Захарьин прошелся вдоль помоста – в самом его конце, на ступеньках, осунувшись с них вниз головой, спал нищий старец, которого Иван оставил на пиру. До смерти был пьян старец и спал мертвецки, и должно быть, и во сне ему не снилось того, что сталось с ним наяву. Слуги не решались вынести его из палаты – подступиться даже боялись…
Захарьин постоял над старцем в досадном раздумье, пошевелил своим сапогом его болтающуюся, будто отделенную от туловища голову… Эка докука! Ну что с ним поделать? На части рви – не очнется! А царь явится – как станет на такое зреть?! Для того нешто кликал сюда он «сию истинную Русь», чтобы так вот, в позоре, валялась она на глазах у этой – другой Руси, которую он нынче так изощренно и настойчиво низводит долу.
Ох, быть оказии, быть!
Захарьин отходит от старца, до боли вскребается в свой сивый затылок… Неужто не выдумать ему ничего, неужто не извернуться, не избежать оказии и царского гнева, да и какого гнева!
Эх, была не была! Подозвал Захарьин слуг, велел выкинуть испившегося старца вон да привести со двора другого – трезвого…
Исполнили слуги наказ, привели с улицы другого нищего. Обласкал его Захарьин, усадил за стол, вином попотчевал – в меру, для храбрости только, пирогов с куриными потрохами подложил…
– И гляди! – для пущей острастки тыцнул его кулачиной под бок. – Не юродствуй. Урядно чтоб было все и пристойно. Государь обратится – отвечай по уму, по душе, не льстясь, не любомудрствуя!
– Коль не сробею, батюшка-боярин… Сейный-то час уж напол жив сижу.
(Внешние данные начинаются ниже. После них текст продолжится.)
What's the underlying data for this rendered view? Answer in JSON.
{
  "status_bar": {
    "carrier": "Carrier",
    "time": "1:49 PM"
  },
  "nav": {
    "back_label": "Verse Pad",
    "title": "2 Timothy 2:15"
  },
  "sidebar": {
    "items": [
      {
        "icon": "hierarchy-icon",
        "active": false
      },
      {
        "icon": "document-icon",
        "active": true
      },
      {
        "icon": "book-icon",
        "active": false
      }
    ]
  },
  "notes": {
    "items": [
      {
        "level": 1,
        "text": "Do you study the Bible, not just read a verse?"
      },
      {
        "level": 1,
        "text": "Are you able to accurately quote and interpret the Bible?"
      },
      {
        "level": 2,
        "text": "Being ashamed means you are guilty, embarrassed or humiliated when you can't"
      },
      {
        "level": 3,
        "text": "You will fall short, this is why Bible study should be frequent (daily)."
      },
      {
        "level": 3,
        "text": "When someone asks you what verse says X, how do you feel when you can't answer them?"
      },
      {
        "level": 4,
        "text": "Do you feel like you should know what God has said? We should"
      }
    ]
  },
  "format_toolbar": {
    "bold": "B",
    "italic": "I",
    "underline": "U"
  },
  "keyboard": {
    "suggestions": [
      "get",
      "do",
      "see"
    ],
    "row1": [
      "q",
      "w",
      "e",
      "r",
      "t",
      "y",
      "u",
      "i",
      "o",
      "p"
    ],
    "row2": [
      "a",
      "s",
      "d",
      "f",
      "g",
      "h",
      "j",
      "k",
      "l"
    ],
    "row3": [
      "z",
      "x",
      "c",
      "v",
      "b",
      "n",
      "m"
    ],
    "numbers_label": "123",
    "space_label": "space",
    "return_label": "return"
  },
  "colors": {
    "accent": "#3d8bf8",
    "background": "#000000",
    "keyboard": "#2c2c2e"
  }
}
– Сробеешь – государя огорчишь, а смышление выкажешь – порадуешь, ибо государевым недоброхотам да злопыхам нос утрешь. Государь любится к вам, простым и убогим, а недоброхоты его на том судят и смеют.
Захарьин сел на свое место за царским столом и, как-то враз отрешившись от всех хозяйственных дел и забот, стал думать о царе, словно само это место не позволяло думать больше ни о ком и ни о чем другом.